With UAC, you add one line — the MCP binding — and your existing contract, policies, and monitoring cover both use cases. The AI assistant gets the same auth, the same rate limits, and the same audit trail as your web dashboard. Schema changes propagate to both protocols automatically because there's only one source of truth.

This is not a hypothetical. As AI agents become first-class API consumers alongside humans, the platforms that treat them as just another protocol binding will scale. The ones that maintain parallel API stacks will not.


How UAC Works Under the Hood

The UAC is a normalized, gateway-agnostic API definition. When you create a contract, STOA's control plane stores it as the source of truth. When you add bindings, the Gateway Adapter translates the UAC into whatever format the target gateway needs.

           ┌──── REST binding ──── HTTP clients
UAC ───────┤
└──── MCP binding ──── AI agents (Claude, GPT, etc.)

If you later connect a Kong or Gravitee gateway, the same UAC contract syncs to their native format automatically. See the architecture overview for the full picture.

The key insight is that protocol bindings are views of the contract, not copies. There's no synchronization problem because there's nothing to synchronize — one contract, multiple read paths.

What Happens When You Change Something?

ActionEffect on RESTEffect on MCP
Update backend URLImmediateImmediate
Change rate limitApplies to REST requestsApplies to MCP tool calls
Rotate API keyREST calls need new keyMCP auth unchanged (uses OAuth)
Add a new field to the schemaAvailable in REST responseAvailable in MCP tool output
Disable the APIREST returns 404MCP tool disappears from listing

No dual maintenance.

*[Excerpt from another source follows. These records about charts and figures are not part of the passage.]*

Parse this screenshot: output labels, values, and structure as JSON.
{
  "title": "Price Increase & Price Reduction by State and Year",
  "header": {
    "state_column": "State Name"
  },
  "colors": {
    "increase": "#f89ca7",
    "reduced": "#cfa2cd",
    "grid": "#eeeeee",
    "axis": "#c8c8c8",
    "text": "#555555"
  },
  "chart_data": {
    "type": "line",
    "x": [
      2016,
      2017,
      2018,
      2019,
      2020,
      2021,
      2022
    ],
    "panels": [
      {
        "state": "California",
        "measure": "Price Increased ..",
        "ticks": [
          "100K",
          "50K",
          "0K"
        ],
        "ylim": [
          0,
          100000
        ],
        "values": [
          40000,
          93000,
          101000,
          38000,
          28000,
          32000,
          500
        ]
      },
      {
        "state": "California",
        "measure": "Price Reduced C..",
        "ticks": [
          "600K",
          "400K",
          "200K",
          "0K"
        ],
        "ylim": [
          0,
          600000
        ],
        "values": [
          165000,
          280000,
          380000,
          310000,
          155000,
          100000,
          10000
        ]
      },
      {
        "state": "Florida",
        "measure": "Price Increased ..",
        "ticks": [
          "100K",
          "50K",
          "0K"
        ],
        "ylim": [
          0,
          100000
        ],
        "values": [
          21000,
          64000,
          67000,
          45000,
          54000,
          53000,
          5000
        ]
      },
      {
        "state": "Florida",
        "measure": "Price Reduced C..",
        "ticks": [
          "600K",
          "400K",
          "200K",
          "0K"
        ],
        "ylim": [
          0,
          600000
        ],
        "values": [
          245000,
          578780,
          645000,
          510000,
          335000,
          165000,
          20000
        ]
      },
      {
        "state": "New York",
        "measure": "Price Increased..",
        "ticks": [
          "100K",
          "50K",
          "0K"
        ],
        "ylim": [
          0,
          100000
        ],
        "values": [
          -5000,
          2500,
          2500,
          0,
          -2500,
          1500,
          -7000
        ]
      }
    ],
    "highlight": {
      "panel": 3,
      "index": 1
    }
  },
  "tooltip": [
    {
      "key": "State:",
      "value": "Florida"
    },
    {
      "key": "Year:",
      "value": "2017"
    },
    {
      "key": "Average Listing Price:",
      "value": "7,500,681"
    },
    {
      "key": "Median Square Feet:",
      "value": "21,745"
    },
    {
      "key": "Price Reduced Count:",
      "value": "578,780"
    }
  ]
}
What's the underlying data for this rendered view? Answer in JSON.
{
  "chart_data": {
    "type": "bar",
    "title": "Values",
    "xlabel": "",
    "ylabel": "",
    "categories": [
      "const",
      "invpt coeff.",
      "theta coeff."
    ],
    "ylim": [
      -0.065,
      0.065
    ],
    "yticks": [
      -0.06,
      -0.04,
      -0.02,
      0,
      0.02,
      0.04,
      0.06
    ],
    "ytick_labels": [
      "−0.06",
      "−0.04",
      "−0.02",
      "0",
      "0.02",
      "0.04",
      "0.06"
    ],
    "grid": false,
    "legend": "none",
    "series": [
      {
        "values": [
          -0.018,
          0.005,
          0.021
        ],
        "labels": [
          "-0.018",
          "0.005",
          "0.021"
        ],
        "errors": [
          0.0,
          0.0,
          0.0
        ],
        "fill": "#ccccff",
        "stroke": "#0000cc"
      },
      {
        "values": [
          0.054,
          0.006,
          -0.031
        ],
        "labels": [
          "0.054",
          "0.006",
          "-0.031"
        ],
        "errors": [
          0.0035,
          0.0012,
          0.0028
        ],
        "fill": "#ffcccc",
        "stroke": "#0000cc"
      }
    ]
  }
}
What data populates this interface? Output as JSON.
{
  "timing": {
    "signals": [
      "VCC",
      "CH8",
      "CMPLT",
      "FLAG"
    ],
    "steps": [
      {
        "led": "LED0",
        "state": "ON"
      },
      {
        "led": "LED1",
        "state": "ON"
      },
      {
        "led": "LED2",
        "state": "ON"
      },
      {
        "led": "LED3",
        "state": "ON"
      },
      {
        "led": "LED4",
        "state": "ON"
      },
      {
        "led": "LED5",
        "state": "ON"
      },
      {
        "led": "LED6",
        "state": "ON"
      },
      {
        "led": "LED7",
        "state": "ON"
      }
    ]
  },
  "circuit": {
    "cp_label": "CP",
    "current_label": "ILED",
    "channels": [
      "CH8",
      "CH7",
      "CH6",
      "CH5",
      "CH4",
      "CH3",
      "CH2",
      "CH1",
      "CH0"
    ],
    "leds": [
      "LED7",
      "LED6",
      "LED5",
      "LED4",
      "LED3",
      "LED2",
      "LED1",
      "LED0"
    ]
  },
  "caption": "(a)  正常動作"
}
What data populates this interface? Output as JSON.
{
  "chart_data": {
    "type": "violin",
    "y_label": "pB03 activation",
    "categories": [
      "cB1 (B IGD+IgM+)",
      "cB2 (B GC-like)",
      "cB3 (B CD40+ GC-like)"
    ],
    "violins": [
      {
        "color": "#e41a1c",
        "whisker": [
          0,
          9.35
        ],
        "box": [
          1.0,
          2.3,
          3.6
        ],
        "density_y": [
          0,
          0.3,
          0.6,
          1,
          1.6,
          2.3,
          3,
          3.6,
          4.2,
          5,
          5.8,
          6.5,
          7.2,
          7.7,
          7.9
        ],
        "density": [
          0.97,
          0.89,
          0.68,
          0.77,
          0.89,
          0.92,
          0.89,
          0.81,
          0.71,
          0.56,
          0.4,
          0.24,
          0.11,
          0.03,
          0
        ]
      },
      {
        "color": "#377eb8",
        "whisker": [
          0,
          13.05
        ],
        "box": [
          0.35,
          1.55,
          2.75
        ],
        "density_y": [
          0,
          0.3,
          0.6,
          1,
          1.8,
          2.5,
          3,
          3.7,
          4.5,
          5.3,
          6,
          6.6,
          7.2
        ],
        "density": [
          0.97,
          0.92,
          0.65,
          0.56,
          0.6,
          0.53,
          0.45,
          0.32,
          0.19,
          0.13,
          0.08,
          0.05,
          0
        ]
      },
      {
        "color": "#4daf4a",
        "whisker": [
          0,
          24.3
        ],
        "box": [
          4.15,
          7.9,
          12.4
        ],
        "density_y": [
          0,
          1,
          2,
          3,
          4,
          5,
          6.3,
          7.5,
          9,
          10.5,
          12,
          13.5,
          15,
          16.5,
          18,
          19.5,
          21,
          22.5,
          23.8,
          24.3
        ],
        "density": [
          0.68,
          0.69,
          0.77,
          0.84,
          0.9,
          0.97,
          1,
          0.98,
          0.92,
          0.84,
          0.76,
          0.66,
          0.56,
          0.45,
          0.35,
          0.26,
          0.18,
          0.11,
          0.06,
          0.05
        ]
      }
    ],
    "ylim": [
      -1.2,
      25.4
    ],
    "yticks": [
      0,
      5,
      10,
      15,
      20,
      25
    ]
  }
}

No drift between configurations.


FAQ

Can I add GraphQL or gRPC bindings?

Not yet. REST and MCP are currently supported. GraphQL and gRPC bindings are planned — check the roadmap for timeline. When they ship, your existing UAC contracts will support them without changes.

How is this different from creating two separate APIs?

Two separate APIs mean two sets of policies, two monitoring streams, and two points of failure. With UAC, you manage one contract. Changes to rate limits, auth rules, or backend URLs propagate to all protocol bindings instantly.

What about authentication?

UAC supports oauth2, api_key, basic, and none auth types. The auth configuration applies across all bindings. For protocol-specific auth (e.g., MCP OAuth 2.1 with PKCE), STOA handles the translation at the gateway layer.

Can I use UAC with my existing Kong or Apigee gateway?

Yes. STOA's adapter pattern supports 7 gateway backends, including Kong, Gravitee, Apigee, Azure APIM, and AWS API Gateway. The UAC contract is translated to each gateway's native format.